Suatu siang sebuah pesan ‘pendek’ dari seorang rekan di Pulau Lombok masuk ke ponsel saya, mengabarkan tentang akan digelarnya pesta adat besar-besaran masyarakat Suku Bajo di Tanjung Luar. Pesan pendek yang sepertinya merupakan ‘forward’-an dan aslinya ditulis serampangan oleh orang Tanjung Luar, karena tidak ada titik koma, awalan dan akhiran, tetapi sementara pesan ‘pendek’ ini sudah seperti sebuah proposal saja.
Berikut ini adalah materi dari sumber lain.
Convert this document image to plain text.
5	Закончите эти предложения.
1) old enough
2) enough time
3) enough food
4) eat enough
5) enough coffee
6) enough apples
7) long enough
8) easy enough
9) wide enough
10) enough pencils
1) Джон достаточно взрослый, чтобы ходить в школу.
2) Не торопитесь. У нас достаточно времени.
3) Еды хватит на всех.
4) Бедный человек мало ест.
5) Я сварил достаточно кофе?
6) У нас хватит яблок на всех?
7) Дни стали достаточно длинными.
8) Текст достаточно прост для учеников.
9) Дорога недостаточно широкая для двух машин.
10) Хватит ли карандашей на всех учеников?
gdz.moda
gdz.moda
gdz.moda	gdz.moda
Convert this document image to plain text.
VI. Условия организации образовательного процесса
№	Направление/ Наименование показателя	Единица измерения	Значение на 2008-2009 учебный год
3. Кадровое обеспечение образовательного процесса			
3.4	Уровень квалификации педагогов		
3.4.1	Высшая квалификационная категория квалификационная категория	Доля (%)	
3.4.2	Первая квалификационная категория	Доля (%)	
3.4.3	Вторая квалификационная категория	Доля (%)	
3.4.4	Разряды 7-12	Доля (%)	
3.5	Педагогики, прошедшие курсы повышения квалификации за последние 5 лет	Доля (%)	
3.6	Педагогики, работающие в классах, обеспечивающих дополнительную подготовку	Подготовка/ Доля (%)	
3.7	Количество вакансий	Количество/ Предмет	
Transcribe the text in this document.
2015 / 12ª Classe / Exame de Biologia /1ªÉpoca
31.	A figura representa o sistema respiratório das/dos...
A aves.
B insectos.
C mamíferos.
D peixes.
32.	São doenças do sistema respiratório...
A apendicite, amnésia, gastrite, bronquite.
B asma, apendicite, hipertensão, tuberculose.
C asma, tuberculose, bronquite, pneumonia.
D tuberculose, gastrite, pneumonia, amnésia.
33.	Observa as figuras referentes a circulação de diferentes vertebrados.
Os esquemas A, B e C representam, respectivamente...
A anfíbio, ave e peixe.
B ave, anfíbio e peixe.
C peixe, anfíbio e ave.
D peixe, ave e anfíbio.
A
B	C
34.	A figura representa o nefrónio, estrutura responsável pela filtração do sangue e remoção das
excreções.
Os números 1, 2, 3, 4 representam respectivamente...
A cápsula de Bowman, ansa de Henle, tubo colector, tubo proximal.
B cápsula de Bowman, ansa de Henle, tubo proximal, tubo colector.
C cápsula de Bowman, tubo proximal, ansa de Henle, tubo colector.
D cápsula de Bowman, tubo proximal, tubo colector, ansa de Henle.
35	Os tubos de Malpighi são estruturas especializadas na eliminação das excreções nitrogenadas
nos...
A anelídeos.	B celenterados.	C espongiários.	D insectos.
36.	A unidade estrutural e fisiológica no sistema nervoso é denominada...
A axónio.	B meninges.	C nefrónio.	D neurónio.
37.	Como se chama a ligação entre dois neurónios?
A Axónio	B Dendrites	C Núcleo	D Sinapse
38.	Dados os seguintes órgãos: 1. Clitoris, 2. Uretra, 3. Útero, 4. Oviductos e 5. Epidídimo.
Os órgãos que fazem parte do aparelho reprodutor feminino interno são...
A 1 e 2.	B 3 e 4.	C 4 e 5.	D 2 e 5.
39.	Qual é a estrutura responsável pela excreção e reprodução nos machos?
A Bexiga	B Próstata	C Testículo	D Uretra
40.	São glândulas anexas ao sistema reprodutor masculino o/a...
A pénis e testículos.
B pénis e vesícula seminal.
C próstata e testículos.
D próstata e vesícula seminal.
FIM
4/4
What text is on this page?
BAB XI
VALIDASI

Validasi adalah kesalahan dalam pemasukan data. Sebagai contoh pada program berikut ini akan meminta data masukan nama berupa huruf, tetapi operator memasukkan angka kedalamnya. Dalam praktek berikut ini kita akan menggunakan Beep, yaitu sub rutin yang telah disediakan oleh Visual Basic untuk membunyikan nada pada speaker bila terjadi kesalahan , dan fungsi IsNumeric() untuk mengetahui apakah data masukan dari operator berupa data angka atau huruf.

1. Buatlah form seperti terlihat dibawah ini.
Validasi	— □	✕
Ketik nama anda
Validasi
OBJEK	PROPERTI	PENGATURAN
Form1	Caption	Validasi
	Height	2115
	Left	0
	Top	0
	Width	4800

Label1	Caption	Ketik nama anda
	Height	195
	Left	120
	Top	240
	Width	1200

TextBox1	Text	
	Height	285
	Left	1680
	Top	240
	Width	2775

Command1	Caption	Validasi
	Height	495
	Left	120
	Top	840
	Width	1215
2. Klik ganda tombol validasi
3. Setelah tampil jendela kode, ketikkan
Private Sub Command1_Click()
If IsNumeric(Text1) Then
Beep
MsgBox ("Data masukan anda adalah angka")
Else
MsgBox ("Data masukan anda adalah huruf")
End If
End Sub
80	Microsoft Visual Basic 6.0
Apapun itu, saya merasakan ada semangat dari si penulis pertama pesan pendek ini karena meski dengan tata bahasa yang berantakan, dari pesan yang dia sebarkan tersebut, saya berhasil mendapatkan sebuah gambaran tentang sebuah acara kuno yang akan digelar besar-besaran di Tanjung Luar, Pulau Lombok. Tanjung Luar selama ini dikenal sebagai salah satu pendaratan ikan terbesar di Pulau Lombok, sempat terjadi pembicaraan besar di media sosial akibat banyaknya gambar tentang ikan-ikan hiu yang didaratkan oleh masyarakat nelayan di daerah ini. Masyarakat Tanjung Luar memang merupakan masyarakat ‘laut’ yang terdiri dari empat suku besar; Bajo, Mandar, Bugis, dan Makassar. Saya sendiri dalam tiga tahun terakhir ini telah beberapa kali ‘main’ ke Tanjung Luar, tetapi belum pernah sama sekali bersinggungan dengan hal-hal yang berkaitan dengan tradisi ataupun adat yang ada dalam kehidupan masyarakatnya, baik itu upacara adat, pesta adat, apalagi kawin secara adat. Halaaah!!!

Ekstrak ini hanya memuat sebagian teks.